2.4 Strategies for H2O2 accumulation at molar concentrations

Both thermal instability and photo-decomposition of H2O2 are potential concerns for H2O2 accumulation at molar concentrations. H2O2 accumulation is certainly achievable but needs to be managed carefully.17,18 A stability benchmark is decomposition by <0.3% over 1000 hours as set by the US Department of Energy.33 First, H2O2 self-decomposes at elevated temperatures: at 65 °C, its concentration reduces by 0.3% over 1000 hours; whereas at 25 °C, the same concentration reduction takes 3 years.34 Therefore, both type (a) electrolyzer and type (b)–(d) PEC devices are recommended to operate at room temperatures with active cooling, but not at elevated temperatures where commercial electrolyzers typically operate for improved catalytic kinetics. Furthermore, metal impurities are known to catalytically decompose H2O2via an OH˙ radical mediated mechanism. Metal-free components are thus desirable components for constructing H2O2 devices, and OH˙ binding reagents such as Lewis acids25 and sodium stannate34 should help stabilize H2O2 molecules for their accumulation.

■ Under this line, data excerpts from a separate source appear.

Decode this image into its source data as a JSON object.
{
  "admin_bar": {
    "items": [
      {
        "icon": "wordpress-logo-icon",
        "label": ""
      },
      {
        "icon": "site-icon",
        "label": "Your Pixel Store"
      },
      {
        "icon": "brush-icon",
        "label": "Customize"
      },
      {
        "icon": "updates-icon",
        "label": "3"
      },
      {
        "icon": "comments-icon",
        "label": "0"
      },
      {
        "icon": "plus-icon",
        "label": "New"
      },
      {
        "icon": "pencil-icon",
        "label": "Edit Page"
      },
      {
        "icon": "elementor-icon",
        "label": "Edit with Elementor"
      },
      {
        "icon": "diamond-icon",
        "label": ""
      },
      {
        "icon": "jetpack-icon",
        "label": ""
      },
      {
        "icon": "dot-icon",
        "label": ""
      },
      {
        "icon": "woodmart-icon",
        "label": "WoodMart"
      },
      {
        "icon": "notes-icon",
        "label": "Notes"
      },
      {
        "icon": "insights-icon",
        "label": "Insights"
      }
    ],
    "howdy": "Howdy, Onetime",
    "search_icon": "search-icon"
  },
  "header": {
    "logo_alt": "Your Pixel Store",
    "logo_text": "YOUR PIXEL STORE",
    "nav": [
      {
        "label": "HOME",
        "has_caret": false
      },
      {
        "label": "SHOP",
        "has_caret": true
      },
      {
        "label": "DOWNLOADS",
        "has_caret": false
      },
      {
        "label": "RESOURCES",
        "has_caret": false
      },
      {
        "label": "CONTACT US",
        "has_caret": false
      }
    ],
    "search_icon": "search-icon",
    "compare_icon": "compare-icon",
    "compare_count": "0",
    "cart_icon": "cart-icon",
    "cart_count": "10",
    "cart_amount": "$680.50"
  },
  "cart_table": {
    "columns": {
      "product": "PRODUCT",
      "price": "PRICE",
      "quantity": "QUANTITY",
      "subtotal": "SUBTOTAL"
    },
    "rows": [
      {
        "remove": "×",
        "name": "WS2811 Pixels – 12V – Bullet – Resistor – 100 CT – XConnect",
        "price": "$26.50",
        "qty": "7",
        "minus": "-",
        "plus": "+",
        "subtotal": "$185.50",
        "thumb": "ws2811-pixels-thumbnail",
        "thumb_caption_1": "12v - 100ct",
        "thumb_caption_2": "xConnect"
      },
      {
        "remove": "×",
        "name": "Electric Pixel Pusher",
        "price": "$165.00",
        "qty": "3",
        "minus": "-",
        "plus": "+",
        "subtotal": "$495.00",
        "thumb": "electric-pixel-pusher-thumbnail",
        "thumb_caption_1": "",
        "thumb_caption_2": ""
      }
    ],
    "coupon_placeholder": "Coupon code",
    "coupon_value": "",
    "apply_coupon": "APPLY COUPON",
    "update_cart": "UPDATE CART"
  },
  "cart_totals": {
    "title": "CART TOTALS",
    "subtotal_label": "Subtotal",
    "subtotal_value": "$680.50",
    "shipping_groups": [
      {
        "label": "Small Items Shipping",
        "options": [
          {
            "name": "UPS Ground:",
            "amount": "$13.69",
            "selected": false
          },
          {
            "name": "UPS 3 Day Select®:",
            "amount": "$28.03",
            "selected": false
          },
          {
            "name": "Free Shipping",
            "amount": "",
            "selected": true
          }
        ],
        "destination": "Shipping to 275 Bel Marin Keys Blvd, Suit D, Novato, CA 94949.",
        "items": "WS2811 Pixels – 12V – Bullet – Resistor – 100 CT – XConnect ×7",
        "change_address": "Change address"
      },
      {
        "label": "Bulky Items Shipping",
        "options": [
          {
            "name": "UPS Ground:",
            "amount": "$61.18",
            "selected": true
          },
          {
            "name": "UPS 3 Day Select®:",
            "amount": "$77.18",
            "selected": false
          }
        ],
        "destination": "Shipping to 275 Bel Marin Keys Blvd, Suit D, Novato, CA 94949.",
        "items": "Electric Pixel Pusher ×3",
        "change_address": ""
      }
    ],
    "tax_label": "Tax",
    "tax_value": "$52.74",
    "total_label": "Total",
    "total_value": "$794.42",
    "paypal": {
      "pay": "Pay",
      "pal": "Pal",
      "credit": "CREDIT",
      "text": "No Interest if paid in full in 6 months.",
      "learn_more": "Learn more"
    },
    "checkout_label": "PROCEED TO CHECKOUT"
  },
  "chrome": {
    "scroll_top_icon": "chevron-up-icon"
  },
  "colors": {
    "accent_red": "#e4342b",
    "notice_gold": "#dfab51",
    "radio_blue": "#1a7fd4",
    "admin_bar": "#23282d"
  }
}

PEC production and accumulation of H2O2 by type (b)–(d) devices is also possible because H2O2 can remain stable with the UV portion (λ < 420 nm) of solar spectra filtered, thereby preventing photo-decomposition of H2O2.35 Last but not the least, both catalytic and electro-catalytic decomposition of H2O2 at the electrodes should be avoided. A platinum-group catalyst, for example, can catalyse H2O2's disproportion reactions with a first-order rate law with respect to its molar concentration. For electro-catalytic decomposition, a non-unity Faradaic efficiency for either the O2 reduction to H2O2 pathway or the water oxidation to H2O2 pathway implies the formation of H2O by H2O2 reduction or the formation of O2 by H2O2 oxidation, respectively, just by running non-selective catalysts.

3. Modelling methods

3.1 Performance and modelling of H2O2 electrocatalysts

The electro-catalytic behaviour for O2 reduction to H2O2 and H2O oxidation to H2O2 is taken directly from the literature reported, experimentally measured values.17,31 Although selectivity was not available for the JE performance of each reported catalyst, 100% selectivity is assigned to all catalytic performances used in efficiency calculations. It is very optimistic to assign both reductive and oxidative catalysts to operate at 100% Faradaic efficiency. It remains appropriate for calculating the upper bound of solar-to-H2O2 conversion efficiencies. For cathodic half-reactions, electro-catalysts of nitrogen-doped carbon,31 oxidized carbon,30 platinum or palladium–gold composites,37 and graphitic carbon nitrides8,36 and photo-catalysts of titanium oxides38–40 and carbon nitrides9,10 have been surveyed, and the best performing nitrogen-doped carbon electro-catalysts were chosen as modelling inputs.31 Because oxygen transport usually affects the current density–potential (JE) behaviour during O2 reduction experiments, we used the kinetic limiting current densities (jkin) extracted from the reported Koutecky–Levich plots. These jkinE data reasonably describe the behaviour of GDEs when they are loaded with the respective catalysts which can achieve operating current densities of ca. 20 mA cm−2 or even above. For anodic half-reactions, catalysts such as bismuth vanadium oxides, manganese oxides, tungsten oxides, and niobates have been evaluated,5a,17,41–43 and the anodic JE behaviour of manganese-alloyed titanium oxides was chosen for modelling.5

Butler–Volmer kinetics was used to fit the JE behaviour of chosen catalysts.12,44,45 The fitted kinetic parameters were used to describe the reductive and oxidative kinetics of catalyst-loaded cathodes and anodes, respectively, as listed in Table 1. It is noted that the Faradaic efficiency for O2 reduction to H2O2 is often less than unity and that the selectivity of water oxidation catalysis to H2O2 is much less explored. Further understanding and improvement of H2O2 selectivity should be an area of active investigation.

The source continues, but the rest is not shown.